2. [Green roofs] Any portion of a roof covered by a green roof system, including such a system with agricultural plantings, in compliance with Section 1507.16 [shall be permitted to comprise part or all of the 75 percent required area coverage].
3. [Roofs] Any portion of a roof used as outdoor recreation space by the occupants of the building [shall be permitted to be either] that is landscaped, covered by wood decking or covered with a walking surface or other protective surface, provided that such walking surface or protective surface has [with an albedo of 30 percent or greater] a minimum initial solar reflectance of 0.3 as determined in accordance with ASTM C1549 or ASTM E1918.
4. Ballasted roofs, provided that the ballast has a minimum initial solar reflectance of 0.2 as determined in accordance with ASTM C1549 or ASTM E1918.
5. Any portion of a roof that is under mechanical equipment, flush mounted solar panels lying directly on the roof surface, duckboarding, decking, platform, roof tank, cooling tower or any other rooftop structure or equipment exempted by rule by the commissioner.

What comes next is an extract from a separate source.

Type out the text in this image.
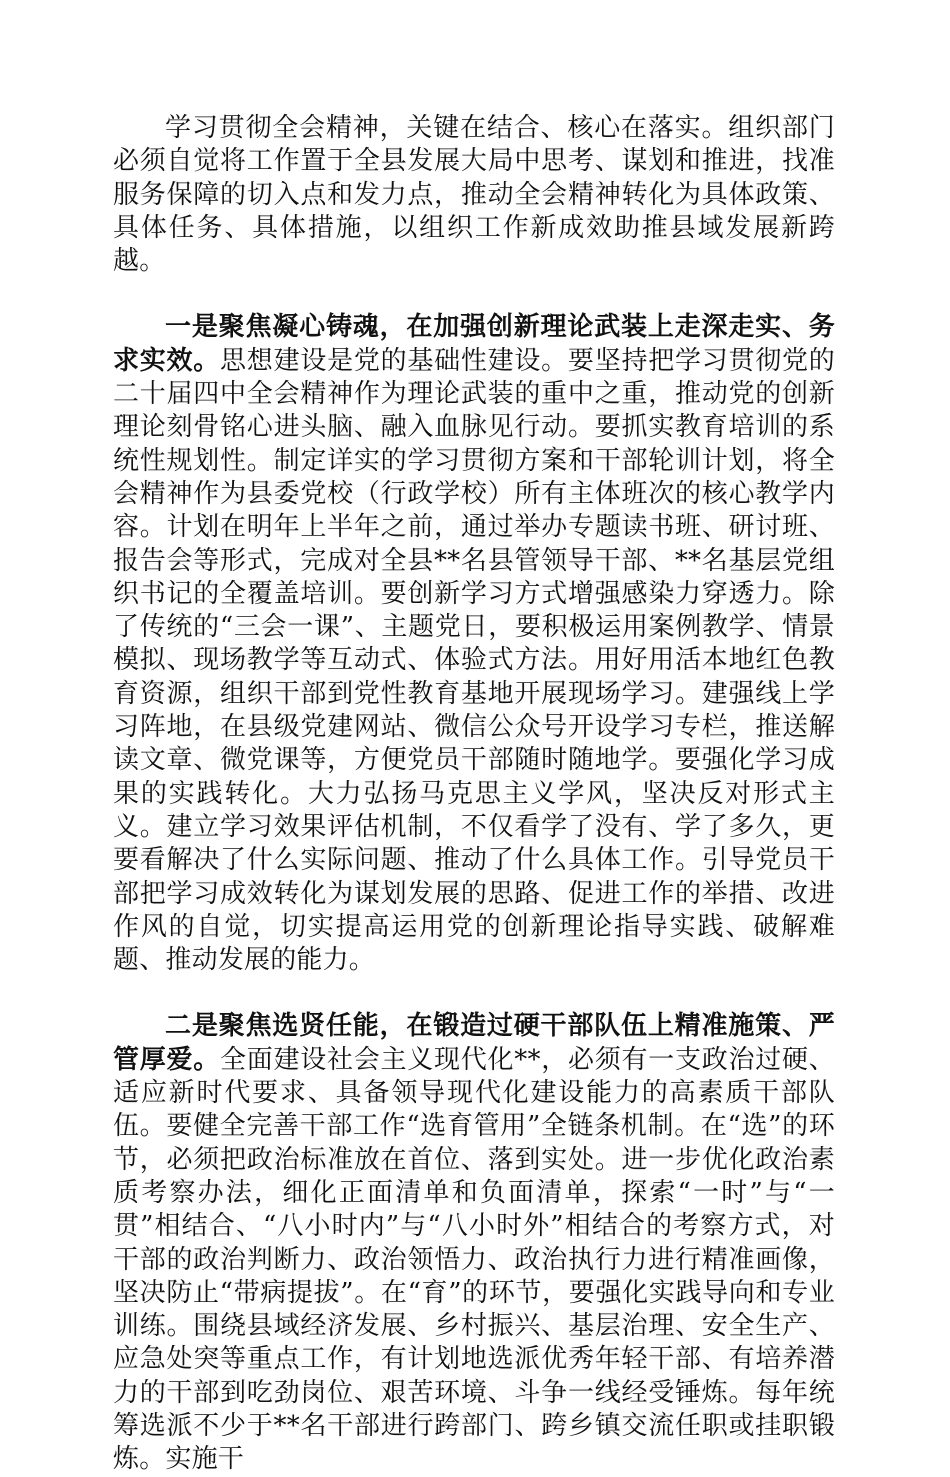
学习贯彻全会精神，关键在结合、核心在落实。组织部门必须自觉将工作置于全县发展大局中思考、谋划和推进，找准服务保障的切入点和发力点，推动全会精神转化为具体政策、具体任务、具体措施，以组织工作新成效助推县域发展新跨越。

一是聚焦凝心铸魂，在加强创新理论武装上走深走实、务求实效。思想建设是党的基础性建设。要坚持把学习贯彻党的二十届四中全会精神作为理论武装的重中之重，推动党的创新理论刻骨铭心进头脑、融入血脉见行动。要抓实教育培训的系统性规划性。制定详实的学习贯彻方案和干部轮训计划，将全会精神作为县委党校（行政学校）所有主体班次的核心教学内容。计划在明年上半年之前，通过举办专题读书班、研讨班、报告会等形式，完成对全县**名县管领导干部、**名基层党组织书记的全覆盖培训。要创新学习方式增强感染力穿透力。除了传统的“三会一课”、主题党日，要积极运用案例教学、情景模拟、现场教学等互动式、体验式方法。用好用活本地红色教育资源，组织干部到党性教育基地开展现场学习。建强线上学习阵地，在县级党建网站、微信公众号开设学习专栏，推送解读文章、微党课等，方便党员干部随时随地学。要强化学习成果的实践转化。大力弘扬马克思主义学风，坚决反对形式主义。建立学习效果评估机制，不仅看学了没有、学了多久，更要看解决了什么实际问题、推动了什么具体工作。引导党员干部把学习成效转化为谋划发展的思路、促进工作的举措、改进作风的自觉，切实提高运用党的创新理论指导实践、破解难题、推动发展的能力。

二是聚焦选贤任能，在锻造过硬干部队伍上精准施策、严管厚爱。全面建设社会主义现代化**，必须有一支政治过硬、适应新时代要求、具备领导现代化建设能力的高素质干部队伍。要健全完善干部工作“选育管用”全链条机制。在“选”的环节，必须把政治标准放在首位、落到实处。进一步优化政治素质考察办法，细化正面清单和负面清单，探索“一时”与“一贯”相结合、“八小时内”与“八小时外”相结合的考察方式，对干部的政治判断力、政治领悟力、政治执行力进行精准画像，坚决防止“带病提拔”。在“育”的环节，要强化实践导向和专业训练。围绕县域经济发展、乡村振兴、基层治理、安全生产、应急处突等重点工作，有计划地选派优秀年轻干部、有培养潜力的干部到吃劲岗位、艰苦环境、斗争一线经受锤炼。每年统筹选派不少于**名干部进行跨部门、跨乡镇交流任职或挂职锻炼。实施干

6. Any roof or portion of a roof composed of glass, metal, clay or concrete tile or plastic/rubber intended to simulate clay or concrete tile, wood, or slate.

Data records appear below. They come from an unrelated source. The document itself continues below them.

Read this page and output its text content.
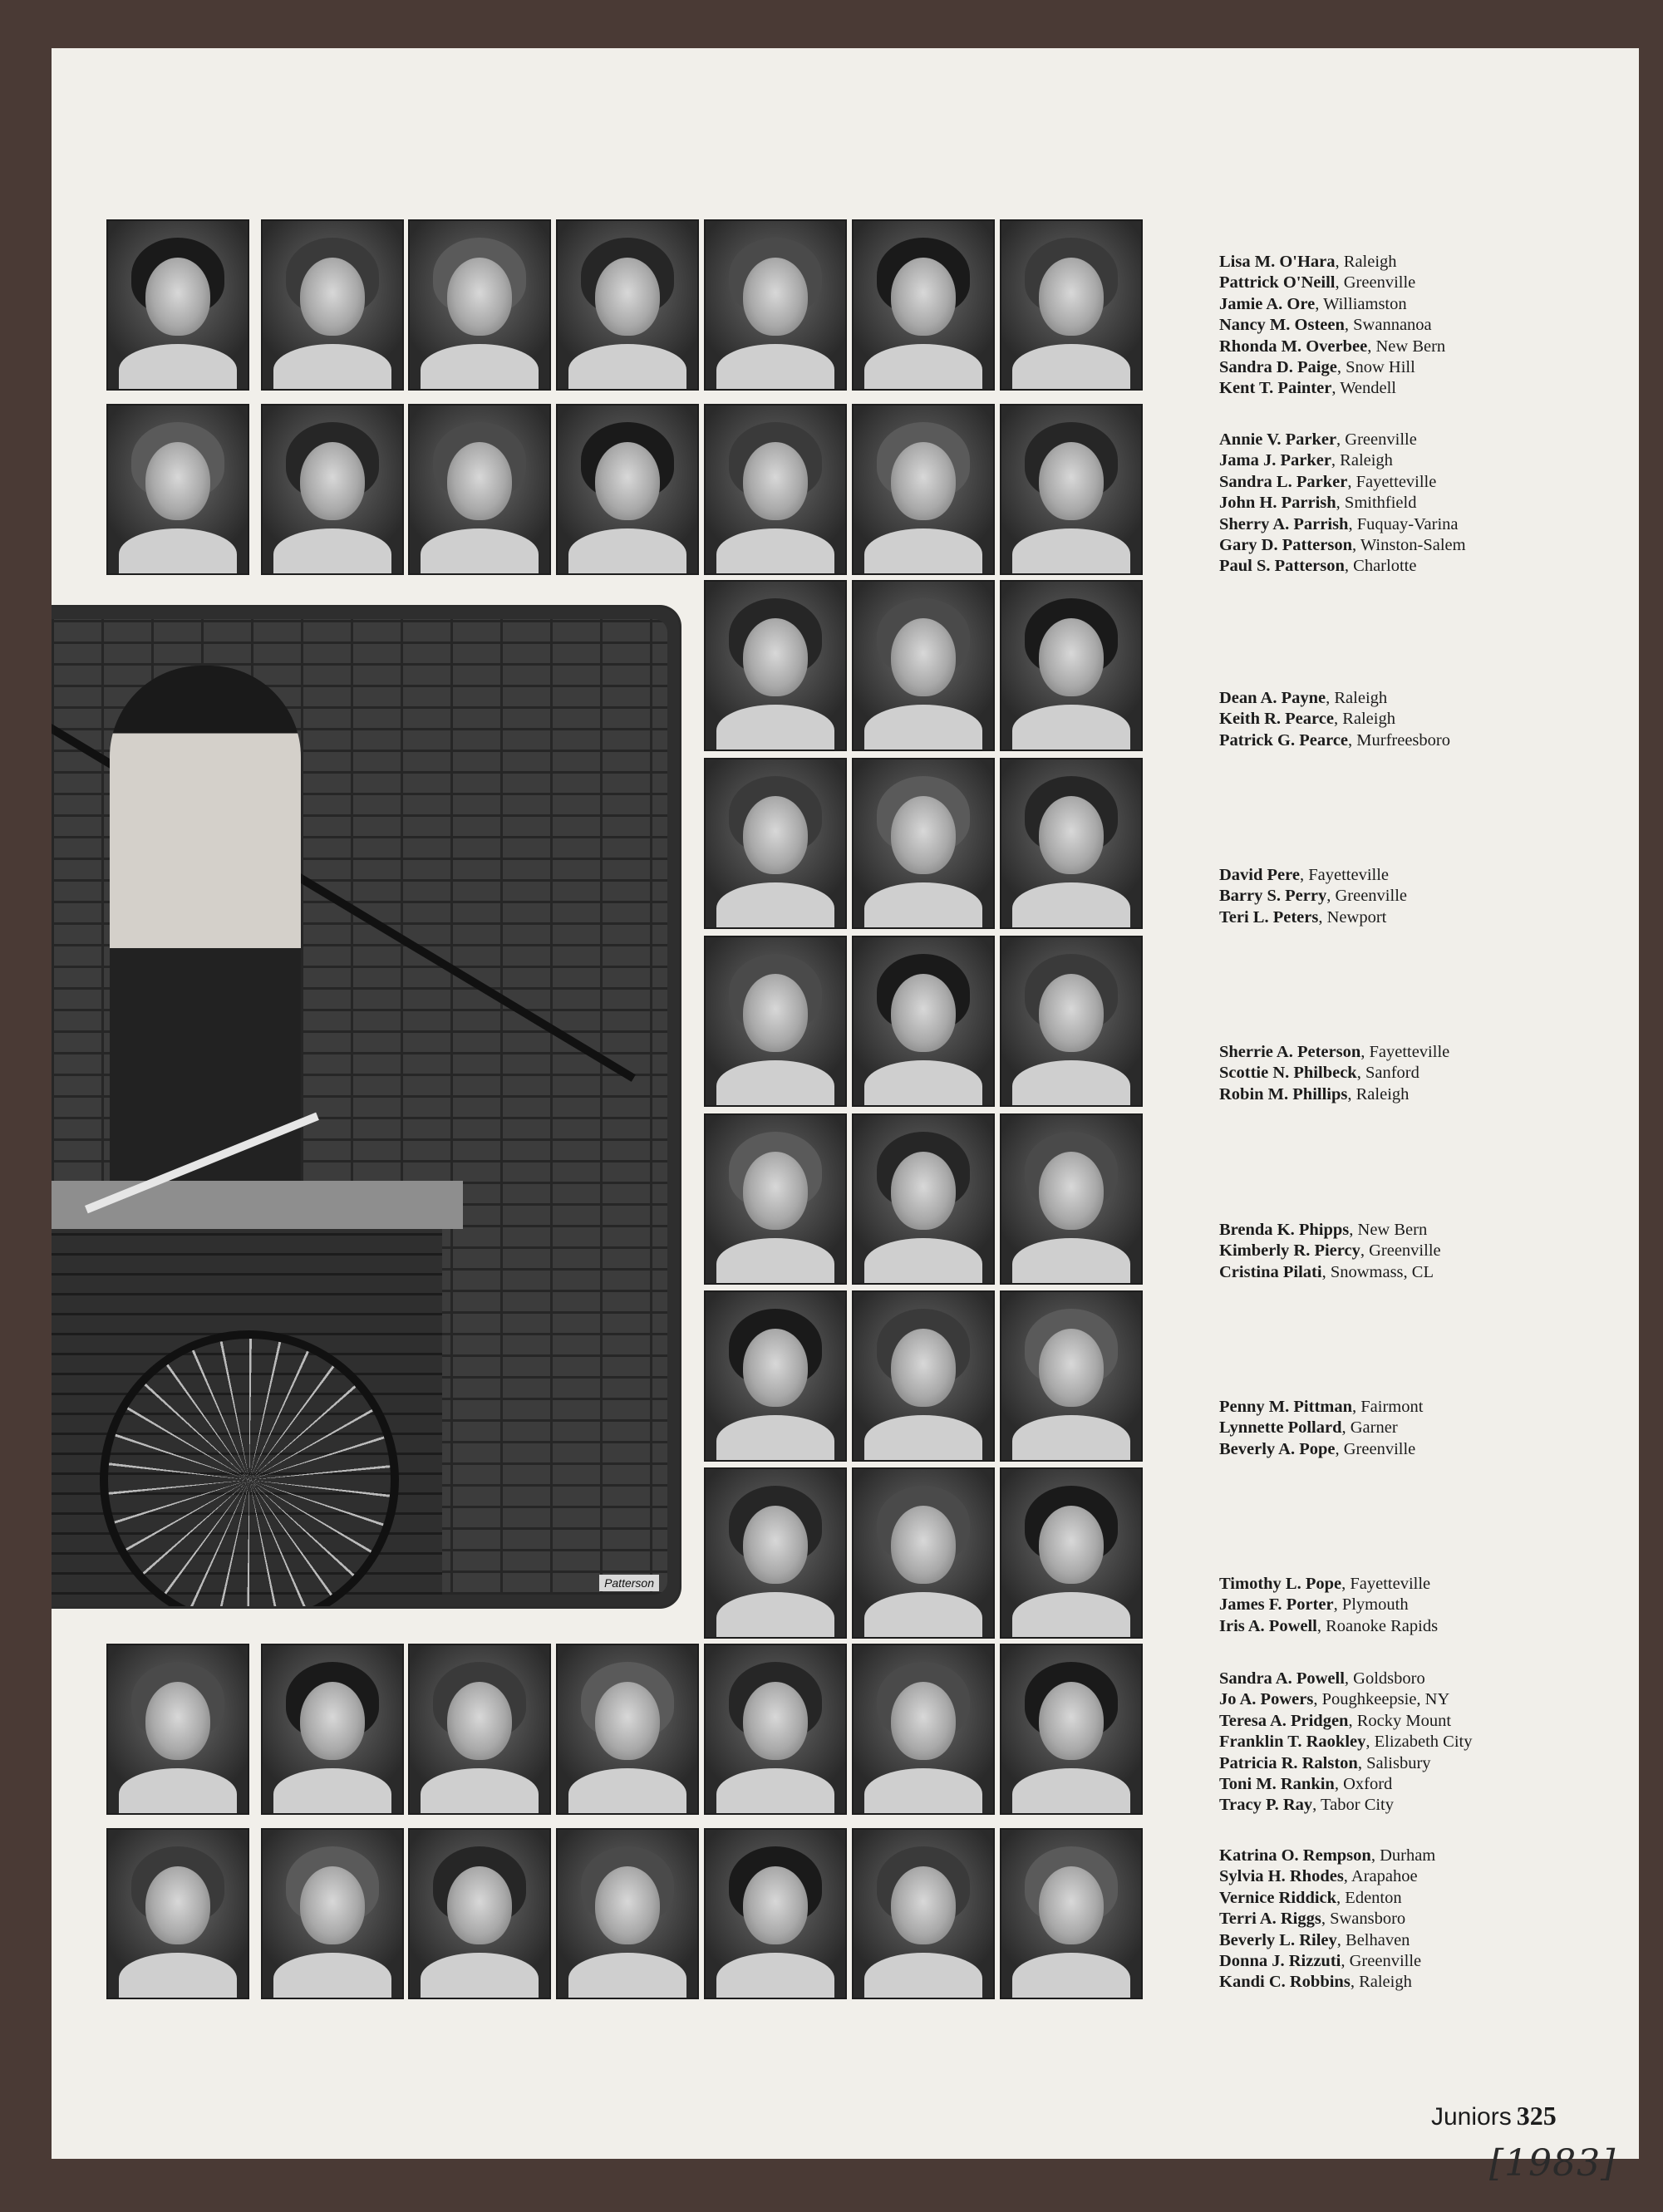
Patterson
Lisa M. O'Hara, Raleigh
Pattrick O'Neill, Greenville
Jamie A. Ore, Williamston
Nancy M. Osteen, Swannanoa
Rhonda M. Overbee, New Bern
Sandra D. Paige, Snow Hill
Kent T. Painter, Wendell
Annie V. Parker, Greenville
Jama J. Parker, Raleigh
Sandra L. Parker, Fayetteville
John H. Parrish, Smithfield
Sherry A. Parrish, Fuquay-Varina
Gary D. Patterson, Winston-Salem
Paul S. Patterson, Charlotte
Dean A. Payne, Raleigh
Keith R. Pearce, Raleigh
Patrick G. Pearce, Murfreesboro
David Pere, Fayetteville
Barry S. Perry, Greenville
Teri L. Peters, Newport
Sherrie A. Peterson, Fayetteville
Scottie N. Philbeck, Sanford
Robin M. Phillips, Raleigh
Brenda K. Phipps, New Bern
Kimberly R. Piercy, Greenville
Cristina Pilati, Snowmass, CL
Penny M. Pittman, Fairmont
Lynnette Pollard, Garner
Beverly A. Pope, Greenville
Timothy L. Pope, Fayetteville
James F. Porter, Plymouth
Iris A. Powell, Roanoke Rapids
Sandra A. Powell, Goldsboro
Jo A. Powers, Poughkeepsie, NY
Teresa A. Pridgen, Rocky Mount
Franklin T. Raokley, Elizabeth City
Patricia R. Ralston, Salisbury
Toni M. Rankin, Oxford
Tracy P. Ray, Tabor City
Katrina O. Rempson, Durham
Sylvia H. Rhodes, Arapahoe
Vernice Riddick, Edenton
Terri A. Riggs, Swansboro
Beverly L. Riley, Belhaven
Donna J. Rizzuti, Greenville
Kandi C. Robbins, Raleigh
Juniors 325
[1983]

7. Any portion of a roof used by a school or daycare center as a playground for children.
8. Any roof, if the amount of rooftop space not subject to exceptions 1 through 7 is in the aggregate less than 100 square feet.

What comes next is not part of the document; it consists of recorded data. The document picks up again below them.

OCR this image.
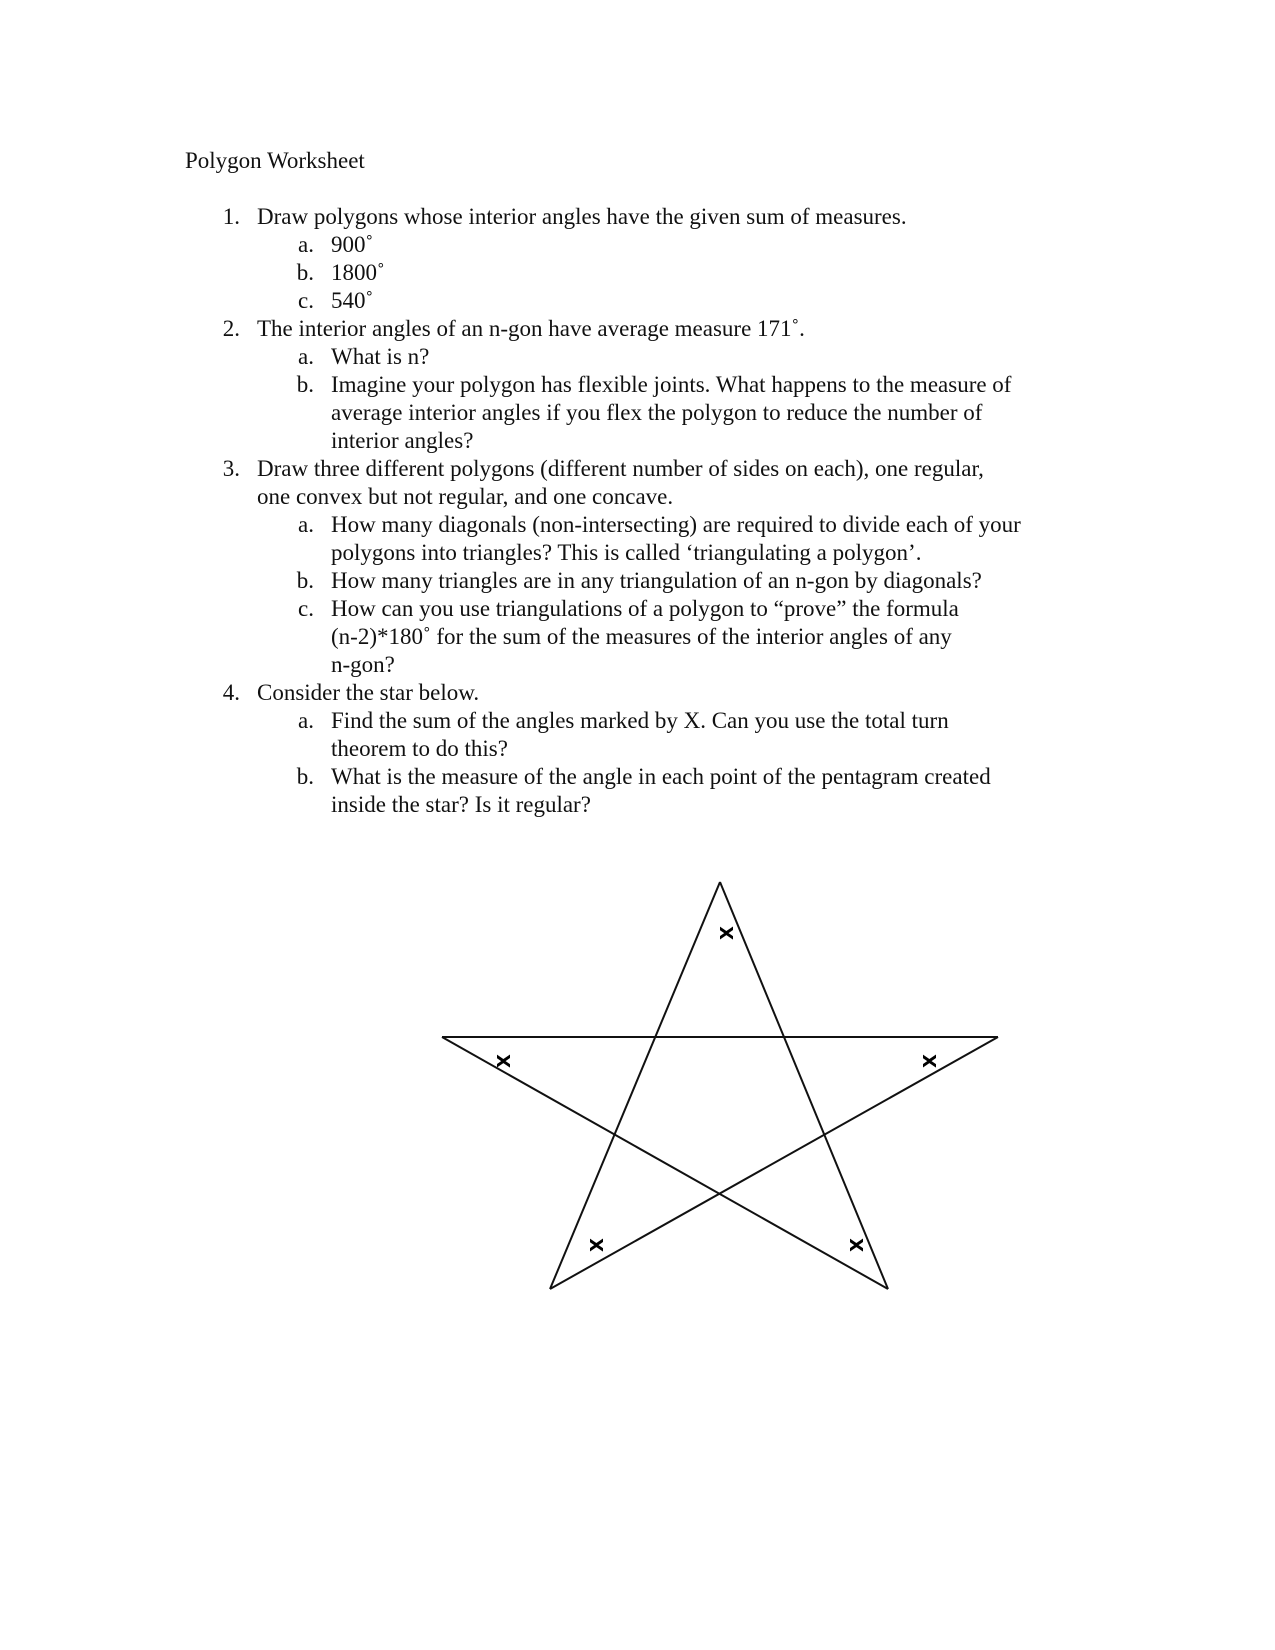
Polygon Worksheet
1. Draw polygons whose interior angles have the given sum of measures.
a. 900˚
b. 1800˚
c. 540˚
2. The interior angles of an n-gon have average measure 171˚.
a. What is n?
b. Imagine your polygon has flexible joints. What happens to the measure of
average interior angles if you flex the polygon to reduce the number of
interior angles?
3. Draw three different polygons (different number of sides on each), one regular,
one convex but not regular, and one concave.
a. How many diagonals (non-intersecting) are required to divide each of your
polygons into triangles? This is called ‘triangulating a polygon’.
b. How many triangles are in any triangulation of an n-gon by diagonals?
c. How can you use triangulations of a polygon to “prove” the formula
(n-2)*180˚ for the sum of the measures of the interior angles of any
n-gon?
4. Consider the star below.
a. Find the sum of the angles marked by X. Can you use the total turn
theorem to do this?
b. What is the measure of the angle in each point of the pentagram created
inside the star? Is it regular?
X
X	X
X	X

§4. Section BC 1510.1 of the New York city building code, as added by local law number 33 for the year 2007, is amended to read as follows:
1510.1 General. Materials and methods of application used for recovering or replacing an
existing roof covering shall comply with the requirements of Chapter 15.
Exception: Section 1504.8 shall not apply if the area to be recovered or replaced is less than 50 percent of the roof area and less than 500 square feet.
§5. The list of referenced standards of ASTM (ASTM International) as set forth in chapter 35 of the New York city building code is amended by adding, in appropriate numerical order, new standards ASTM C1371 – 04a(2010)e1, ASTM C1549 – 09, ASTM E408 – 71(2008), ASTM E1918 – 06, and ASTM E1980 – 11 to read as follows:
ASTM International 100 Barr Harbor Drive West Conshohocken, PA 19428-2959
Standard reference number
C 1371 – 04a(2010)e1 C 1549 – 09 E 408 – 71(2008) E 1918 – 06 E1980 – 11 Standard Test Method for Determination of Emittance of Materials Near Room Temperature Using Portable Emissometers Standard Test Method for Determination of Solar Reflectance Near Ambient Temperature Using a Portable Solar Reflectometer Standard Test Methods for Total Normal Emittance of Surfaces Using Inspection-Meter Techniques Standard Test Method for Measuring Solar Reflectance of Horizontal and Low-Sloped Surfaces in the Field Standard Practice for Calculating Solar Reflectance Index of Horizontal and Low-Sloped Opaque Surfaces
§6. This local law shall take effect on January 1, 2012.